Note: The URLs found by this XPath begin with a "/url..." because they are relative URLs. In other words, all these links require "https://www.google.com" prepended to them in order to work. The absolute URL for each result is kept in the `data-href` attribute, but we cannot access these because of a bug in Google Spreadsheets (it cannot correctly parse hypenated names). To get around this, we use substitute(cell name or string, target, replacement) to replace every instance of "/url?q=" with "", effectively getting rid of it. We also use substitute to get the right urls for image or news searches google returns, since those behave a bit differently than regular url results.
3. Fill in the formula in cell B5 to instead return the number of "results" listed at the top of the page (about 28.8 million when we tried it!). Once again, you can use "inspect element" to help you. Hint: Everything from `/a` onwards isn't needed, because you want the actual contents of this entity, not the value of some attribute.
4. Let's import earthquake data provided by USGS from online CSV data. Create a new sheet called "Earthquake" and import all the earthquakes 2.5+ Richter in the last day.

In cell `A1`, use the `IMPORTDATA` command, using the following URL as the data source: `"http://earthquake.usgs.gov/earthquakes/feed/v1.0/summary/2.5_day.csv"`

5. Now go back to the ImportExamples sheet and look at cell `B20`: we've used `importHTML`, which is a lot like `importXML`, except that it handles less structured webpages better (but does less with them). In this case, we've opened a webpage that lists incidents of piracy on the high seas, and said that we're looking for a TABLE within that page (we tried both "list" and "table", and "table" worked; we could have used the "inspect element" trick to save ourselves the trouble). We've said that we want the very first table (that's the "1" at the end of the formula), and the results show us several piracy incidents.
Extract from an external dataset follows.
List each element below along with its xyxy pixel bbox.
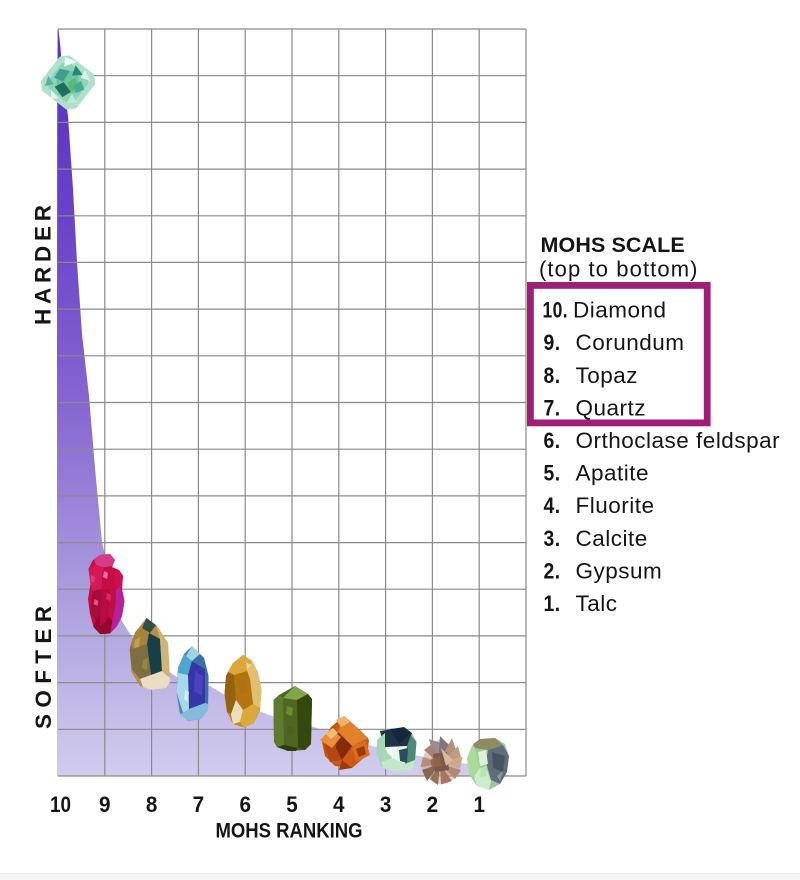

The sad thing is that it doesn't show as many as the webpage itself does. Web servers don't have to give the same result to Google Spreadsheets as they do to a browser, and this seems to be an example of that happening: we only get about 10 results.

Below that, in cell `B34`, is a formula that should load up data from the national earthquake center...but their webpage's XML is broken, and Google's XML-reading program can't make sense of it.

Below that, in cell `B36`, is a formula for reading the low temperatures listed on the weather page for zipcode 02912; I found the URL by going to weather.gov and entering "02912" in the search box. I then figured out what to search for (i.e., the Xpath) by using "inspect element".

Change this so that cell `B36` shows the current temperature instead of starting a table of low temperatures.

## Handin

Share the following file with `cs0931handinfall2015@gmail.com`

• `FirstLast_HW1-4` google spreadsheet
• In the above file name, "FirstLast" should be replaced with your first and last name. If it is not, we will take off points. Make sure every task has been completed.